Technical Abstract: Unlike other important vectors such as mosquitoes and sandflies, genetic and genomic tools for Culicoides biting midges are lacking, despite the fact that they vector a large number of arboviruses and other pathogens impacting humans and domestic animals world-wide. In North America, female Culicoides sonorensis midges are important vectors of bluetongue virus (BTV) and epizootic hemorrhagic disease virus (EHDV), orbiviruses that cause significant disease in livestock and wildlife. Libraries of tissue-specific transcripts expressed in response to feeding and oral orbivirus challenge in C. sonorensis have previously been reported, but extensive genome-wide expression profiling in the midge has not. Here, we successfully used deep sequencing technologies to construct the first adult female C. sonorensis reference transcriptome, and utilized genome-wide expression profiling to elucidate the genetic response to blood and sucrose feeding over time. The adult female midge unigene consists of 19,041 genes, of which less than 7% are differentially expressed during the course of a sucrose meal, while up to 52% of the genes respond significantly in blood-fed midges, indicating hematophagy induces complex physiological processes.

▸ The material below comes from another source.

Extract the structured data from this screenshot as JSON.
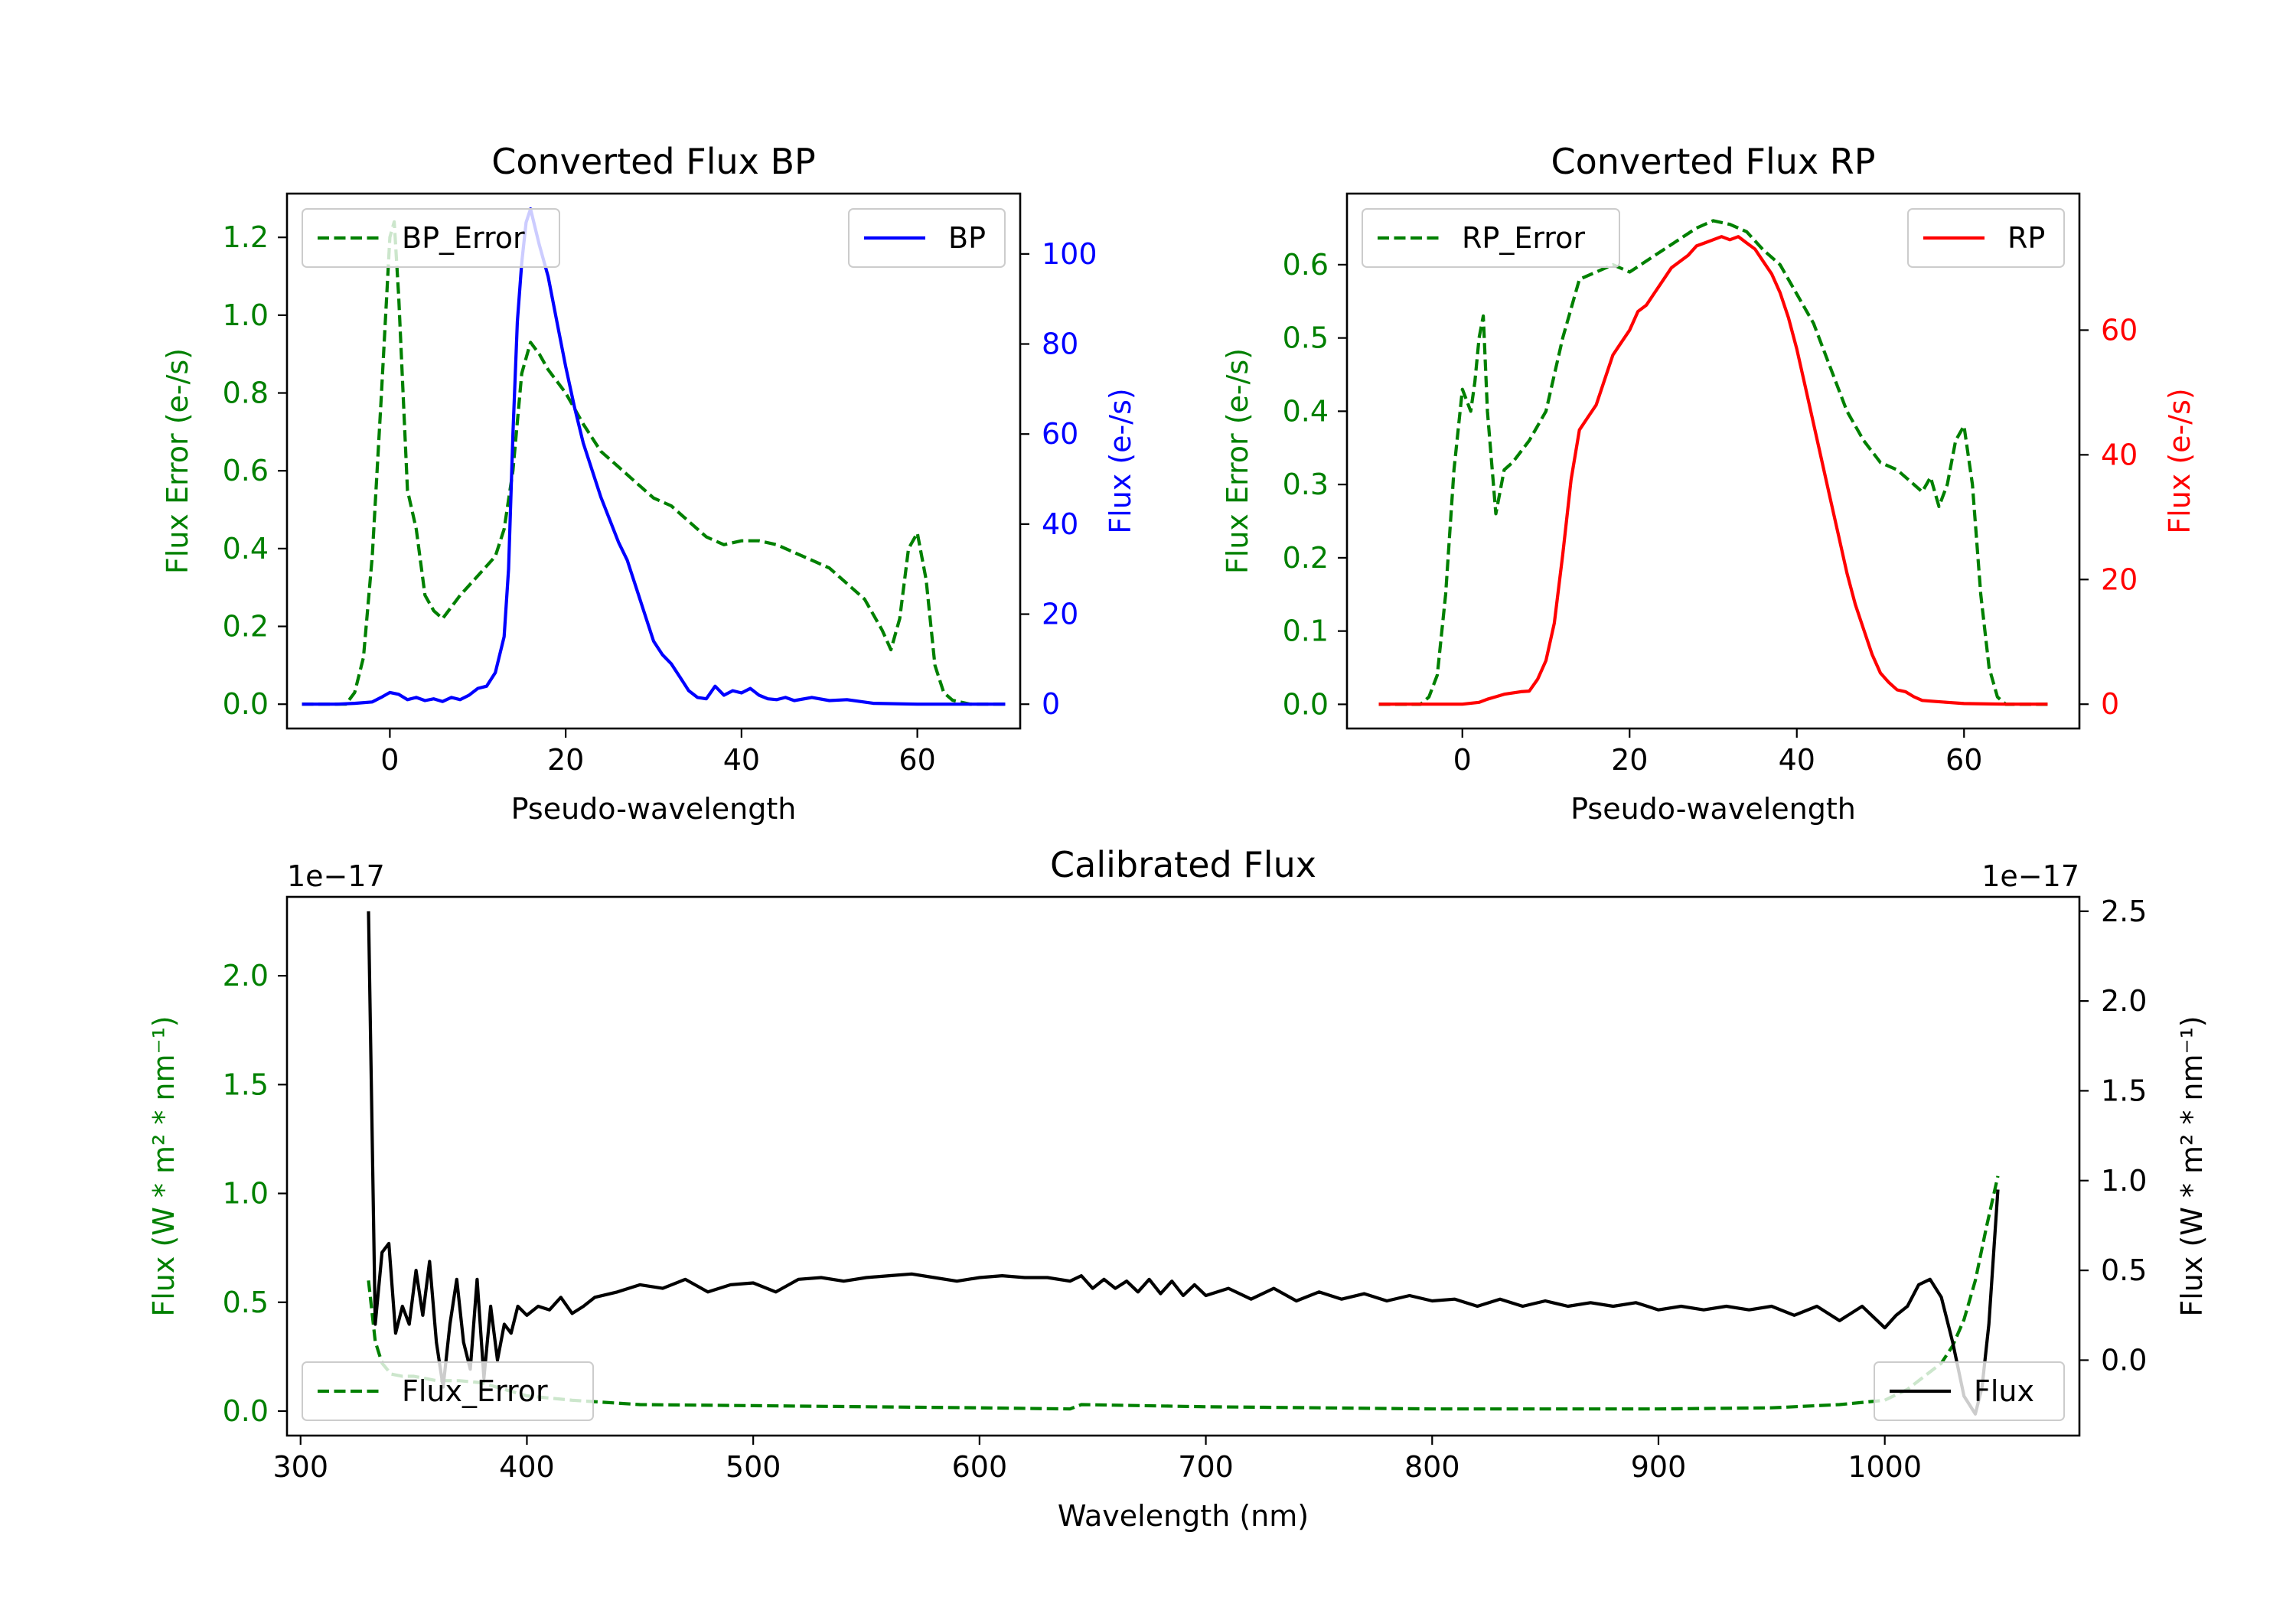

Many genes that were differentially expressed during blood feeding were associated with digestion (e.g. proteases, lipases), hematophagy (e.g., salivary proteins), and vitellogenesis, revealing many major metabolic and biological factors underlying these critical processes. Additionally, key genes in the vitellogenesis pathway were identified, which provides the first glimpse into the molecular basis of anautogeny for C. sonorensis. This is the first extensive transcriptome for this genus, which will serve as a framework for future expression studies, RNAi, and provide a rich dataset contributing to the ultimate goal of informing a reference genome assembly and annotation. Moreover, this study will serve as a foundation for subsequent studies of genome-wide expression analyses during early orbivirus infection and dissecting the molecular mechanisms behind vector competence in midges.